Ich liebe diesen Klammerausdruck: Sie wollte nicht für immer und ewig ein Opfer sein. Aber sie wollte sich das Recht vorbehalten, manchmal ein Opfer zu sein. Wie sie zu einem Journalisten sagte: »Jeder ist doch auf irgendeine Weise ein Opfer, oder?« Sie sah sich vielmehr als Einzige bereit, offen darüber zu sprechen: »Ich bin unmaskiert auf einem Maskenball, die Einzige ohne Maske.«
Beim dritten Lesen erkannte ich, dass der Roman eine breite Palette an Gefühlsnuancen bietet, dass Sasha komplexer und sich ihrer selbst viel mehr bewusst war, als ich gedacht hatte. Sie war nicht bloß in ihr eigenes Leiden verliebt. Beim dritten Lesen sah ich in ihrer Figur weder die naive Bejahung, dass Verzweiflung durch reine Willenskraft besiegt werden kann – das wäre ein gewaltiges Missverständnis! –, noch die Verkörperung von Gefühlspassivität, sondern eine nuancierte Auseinandersetzung mit der Beziehung zwischen Handlungsmacht und Emotion. Sie versucht, ihrer Londoner Traurigkeit zu entfliehen, und muss erkennen, dass diese in Paris schon auf sie wartet. Sie versucht, ihren Tagen Struktur zu geben, um ihre Traurigkeit abzuschütteln, aber die Traurigkeit füllt jede dieser neuen Strukturen. Sie füllt jedes vor ihr stehende Glas. Sie hasst, wie Männer den Anblick weinender Frauen hassen, aber sie hasst es auch, eine weinende Frau zu sein. Sie macht sich über den Russen lustig, der meint, sich besser zu fühlen sei so leicht. Sie will sich auch besser fühlen. Oder vielmehr, sie kann sich an eine Zeit erinnern, da sie sich besser fühlen wollte. Einst hat sie ein Straßenkätzchen bemitleidet, das eine Wunde am Hals hatte. Dasselbe Kätzchen schmiss sie aus ihrem Zimmer. Ein Teil von ihr glaubt, dass ein Drink Abhilfe schaffen könne. Ein anderer weiß es besser.
Beim dritten Lesen ging ich nicht vor Sasha als Schutzheiliger aller traurigen Frauen in die Knie, tat sie aber auch nicht als lächerliche Heulsuse ab. Ich huldigte nicht länger ihrem Schmerz. Aber ich verabscheute ihn auch nicht. Ich respektierte ihn für die Bereitschaft, verabscheuenswert zu sein. Wenn Sasha von den Ketten um ihre Worte spricht, will sie damit vielleicht gar nicht ihren Schmerz als außergewöhnlich darstellen, sondern ausdrücken, wie viel Anstrengung es kostet, überhaupt irgendetwas zu sagen. Vielleicht gibt es auf der Welt genug Platz für weinende Frauen und für Gewerkschaftsfunktionärinnen. Vielleicht kann man Schmerz als überwältigend verstehen und zugleich als dynamisch, als überraschend.

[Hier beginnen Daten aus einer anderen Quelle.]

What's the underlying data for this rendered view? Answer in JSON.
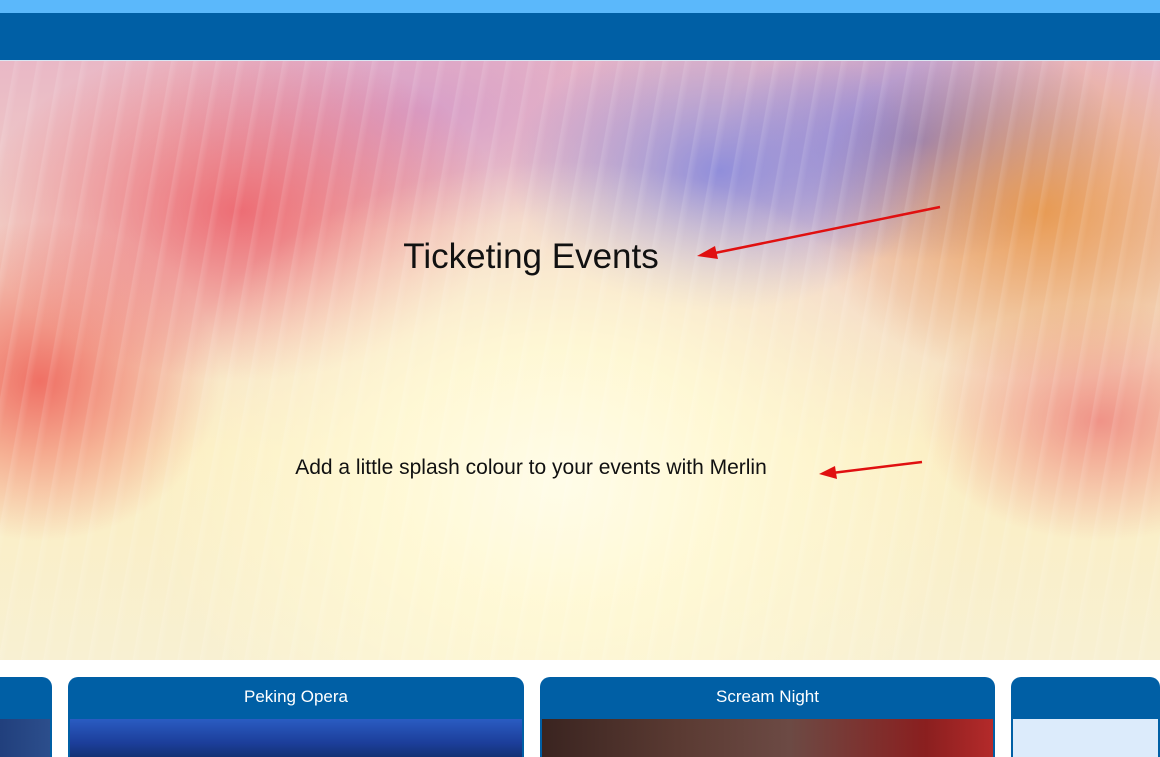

Letztlich liebe ich das am meisten an Guten Morgen, Mitternacht: die Erkenntnis, dass Traurigkeit, so sehr sie alles andere verdecken mag, immer verbunden ist mit dem, was dahinterliegt. Schmerz bleibt nie allein. Er muss es aufnehmen mit der Welt in all ihrer Fülle, mit ihren Zwängen, ihren zerbrechlichen Sehnsüchten, ihrem absurden Humor, ihren gnadenlosen Erinnerungen, ihren Schnapsgläsern und kalten Nächten und ihrer beharrlichen, gnadenlosen Schönheit.